Um caminhar dentro-fora da Gestalt
Luiz Fernando Calaça
Desde 2005 eu me dedico ao estudo da Gestalt Terapia. Desde o segundo semestre da graduação em Psicologia na UFBa, me envolvi em grupos de estudo sobre Gestalt Terapia e Fenomenologia, buscando me aprofundar na abordagem que, para mim, respondia e responde a meus questionamentos, apontando alternativas para uma prática e vivência profissional ética e humana. Sempre fui muito interessado em história, e, como não poderia deixar de ser, à história da Psicologia da Gestalt, da Gestalt Terapia e das bases filosóficas e teóricas humanista-fenomenológico-existenciais.
Quando fui apresentado à GT, por Lika Queiroz, com quem fiz meu curso de formação, a perspectiva que ela nos dava era de que havia ainda pouca produção teórica na abordagem aqui no Brasil. Isso era em 2005. Freqüentei os dois últimos congressos nacionais de Gestalt Terapia, e já em 2007 já me deparava com uma oferta muito grande de obras de gestalt terapeutas brasileiros, sendo quase impossível ter uma biblioteca completa com as obras de GT. Comprador compulsivo de livros e freqüentador de sebos físicos e virtuais, fico louco quando vejo a imensidade de títulos que surgem a cada ano, tanto em português como em espanhol e inglês. E estou certo que o Brasil é, provavelmente um dos paises em que a abordagem mais cresce e se desenvolve em produções acadêmicas e, consequentemente, em obras publicadas.

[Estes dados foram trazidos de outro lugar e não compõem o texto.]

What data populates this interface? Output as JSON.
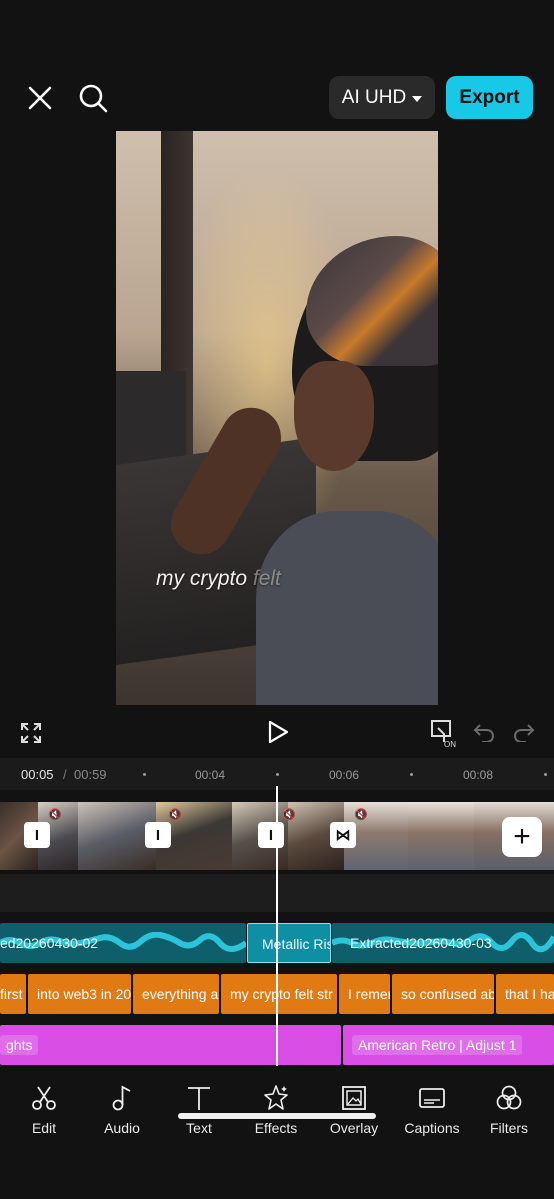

Uma coisa me preocupa, no entanto: se essa produção toda mantêm-se fiel aos princípios da Gestalt Terapia, tal como concebido em suas origens, ou se tem se transformado. Creio que as transformações, ao longo 60 anos de abordagem e cerca de 40 no Brasil, sejam inevitáveis. Muito se avançou principalmente no sentido de uma maior fundamentação teórico-filosófica da abordagem, repensou-se a questão do uso das técnicas, e se ampliou a atuação para outros campos além da clínica clássica, como a psicoterapia de crianças, o contexto hospitalar e educacional, a área sócio-comunitária, etc.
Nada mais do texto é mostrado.